Our meta-analysis found no significant reduction in CRP or hs-CRP with colchicine use in ACS patients, consistent with prior analyses [24,36]; however, the extreme heterogeneity makes this result uninterpretable. While some trials reported reductions in these inflammatory markers [16,19], these findings may be confounded by differences in baseline inflammatory marker levels between groups and the inconsistent measurement timing. The lack of standardization has limited the meaningful interpretation of our findings. Concurrently, there are other factors that could contribute to the lack of meaningful changes in the inflammatory markers. Chronic low-grade inflammation from comorbidities may attenuate observable changes in CRP/hs-CRP. Traditional inflammatory markers like CRP may not fully capture colchicine’s anti-inflammatory impact, highlighting the need for studies using alternative biomarkers such as MMP-9, NOX2, and TGF-β1 [37], which may more accurately reflect colchicine’s anti-inflammatory effects in future studies.

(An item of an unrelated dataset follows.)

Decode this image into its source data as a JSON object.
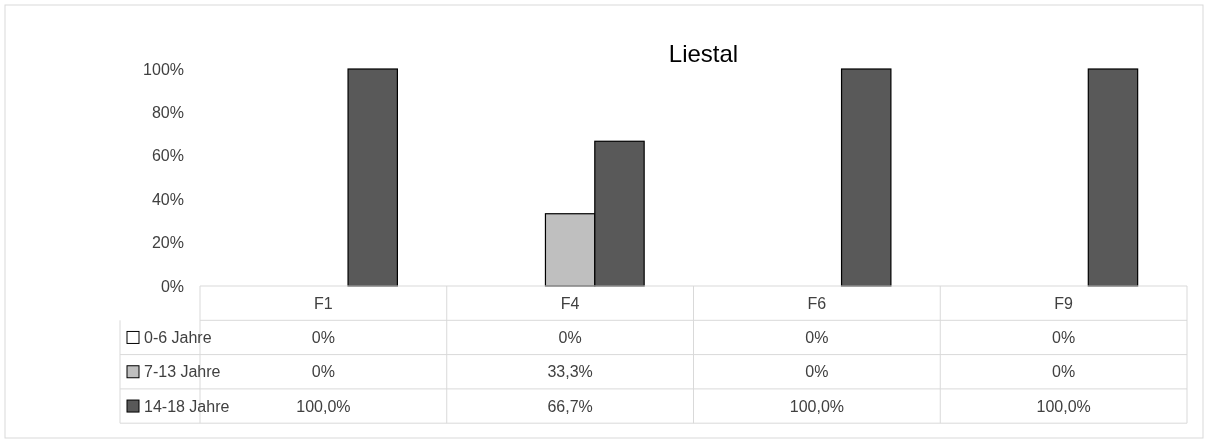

Colchicine has a narrow therapeutic window. It primarily causes toxicity by disrupting cell division, especially in rapidly proliferating tissues like the gastrointestinal lining and bone marrow [6,7]. Our meta-analysis confirmed a significantly increased risk of gastrointestinal side effects, especially diarrhea, even when low-dose colchicine is used, consistent with prior meta-analyses [23,38]. Fortunately, serious adverse events such as hematological events or infections were not significantly elevated. Interestingly, one study [12] raised the issue of a potential association between colchicine and left ventricular thrombus formation, a finding that has not been consistently observed in the past [6,38]. While there were rare instances of venous thromboembolism [9,14], further investigation is required to clarify any prothrombotic risk associated with colchicine use.

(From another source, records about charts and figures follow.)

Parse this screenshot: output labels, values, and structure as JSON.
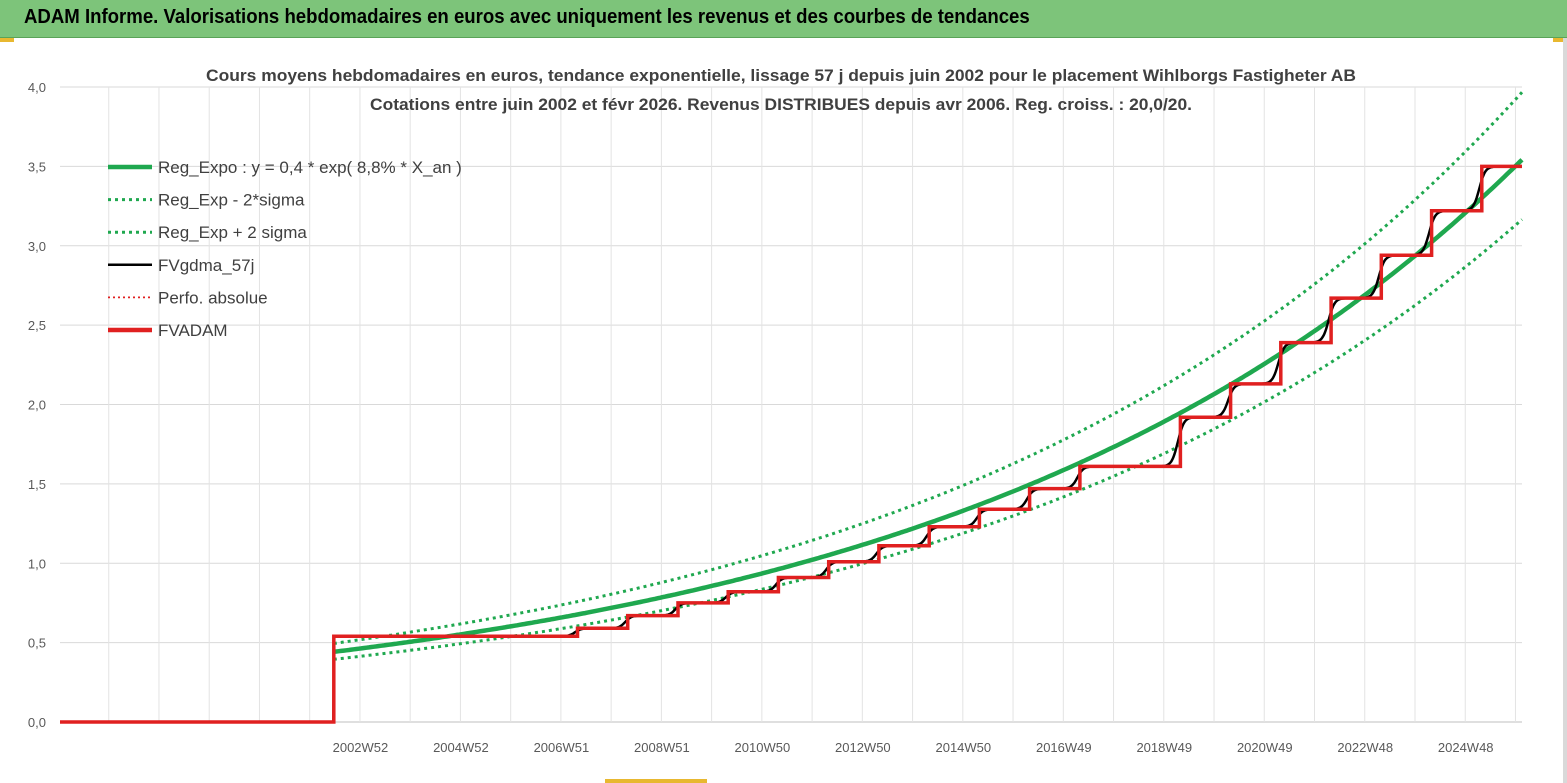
{
  "header": {
    "title": "ADAM Informe. Valorisations hebdomadaires en euros avec uniquement les revenus et des courbes de tendances"
  },
  "chart_data": {
    "type": "line",
    "title_line1": "Cours moyens hebdomadaires en euros, tendance exponentielle, lissage 57 j depuis juin 2002 pour le placement Wihlborgs Fastigheter AB",
    "title_line2": "Cotations entre juin 2002 et févr 2026. Revenus DISTRIBUES depuis avr 2006. Reg. croiss. : 20,0/20.",
    "xlabel": "",
    "ylabel": "",
    "ylim": [
      0,
      4
    ],
    "yticks": [
      "0,0",
      "0,5",
      "1,0",
      "1,5",
      "2,0",
      "2,5",
      "3,0",
      "3,5",
      "4,0"
    ],
    "xtick_labels": [
      "2002W52",
      "2004W52",
      "2006W51",
      "2008W51",
      "2010W50",
      "2012W50",
      "2014W50",
      "2016W49",
      "2018W49",
      "2020W49",
      "2022W48",
      "2024W48"
    ],
    "grid": true,
    "legend_position": "top-left",
    "series": [
      {
        "name": "Reg_Expo : y = 0,4 * exp( 8,8% *  X_an )",
        "color": "#1fa84f",
        "style": "solid-thick",
        "start": 2002.45,
        "end": 2026.1,
        "a": 0.442,
        "rate": 0.088
      },
      {
        "name": "Reg_Exp - 2*sigma",
        "color": "#1fa84f",
        "style": "dotted",
        "start": 2002.45,
        "end": 2026.1,
        "a": 0.395,
        "rate": 0.088
      },
      {
        "name": "Reg_Exp + 2 sigma",
        "color": "#1fa84f",
        "style": "dotted",
        "start": 2002.45,
        "end": 2026.1,
        "a": 0.495,
        "rate": 0.088
      },
      {
        "name": "FVgdma_57j",
        "color": "#000000",
        "style": "solid"
      },
      {
        "name": "Perfo. absolue",
        "color": "#e02020",
        "style": "dotted"
      },
      {
        "name": "FVADAM",
        "color": "#e02020",
        "style": "solid-thick"
      }
    ],
    "fvadam_steps": {
      "x": [
        1997.0,
        2002.45,
        2002.45,
        2006.3,
        2007.3,
        2008.3,
        2009.3,
        2010.3,
        2011.3,
        2012.3,
        2013.3,
        2014.3,
        2015.3,
        2016.3,
        2017.3,
        2019.3,
        2020.3,
        2021.3,
        2022.3,
        2023.3,
        2024.3,
        2025.3,
        2026.1
      ],
      "y": [
        0.0,
        0.0,
        0.54,
        0.54,
        0.59,
        0.67,
        0.75,
        0.82,
        0.91,
        1.01,
        1.11,
        1.23,
        1.34,
        1.47,
        1.61,
        1.92,
        2.13,
        2.39,
        2.67,
        2.94,
        3.22,
        3.5,
        3.5
      ]
    }
  }
}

This meta-analysis has several strengths, mainly by including 15 RCTs with over 19,000 patients and performing multiple subgroup analyses in an attempt to identify potential subgroups that may benefit from colchicine use. Additionally, our methodological approach, particularly the use of mean absolute change for inflammatory biomarker analysis, ensures a more accurate assessment of colchicine’s impact on systemic inflammation. However, we acknowledge several limitations. The inconsistent definition of MACE, the limited number of studies available for subgroup analysis, and the moderate to high heterogeneity made outcome interpretation difficult. In addition, most studies lacked long-term follow-up, limiting conclusions about sustained benefits of colchicine in secondary prevention. These limitations underscore the need for a well-designed study to clarify colchicine’s role in ACS.

5. Conclusions

The benefit of colchicine in ACS patients for reducing MACE is of marginal statistical significance and should be interpreted with caution due to moderate heterogeneity and sensitivity to the inclusion of certain studies. While gastrointestinal side effects are common, serious adverse events are rare, though potential thrombotic risks will require further investigation. Given these findings, colchicine may still be useful as an adjunctive therapy and could offer some cardiovascular benefits in selected ACS populations. Future large-scale trials with standardized endpoints, longer follow-up, and more sensitive inflammatory biomarkers are warranted to fully clarify its therapeutic role.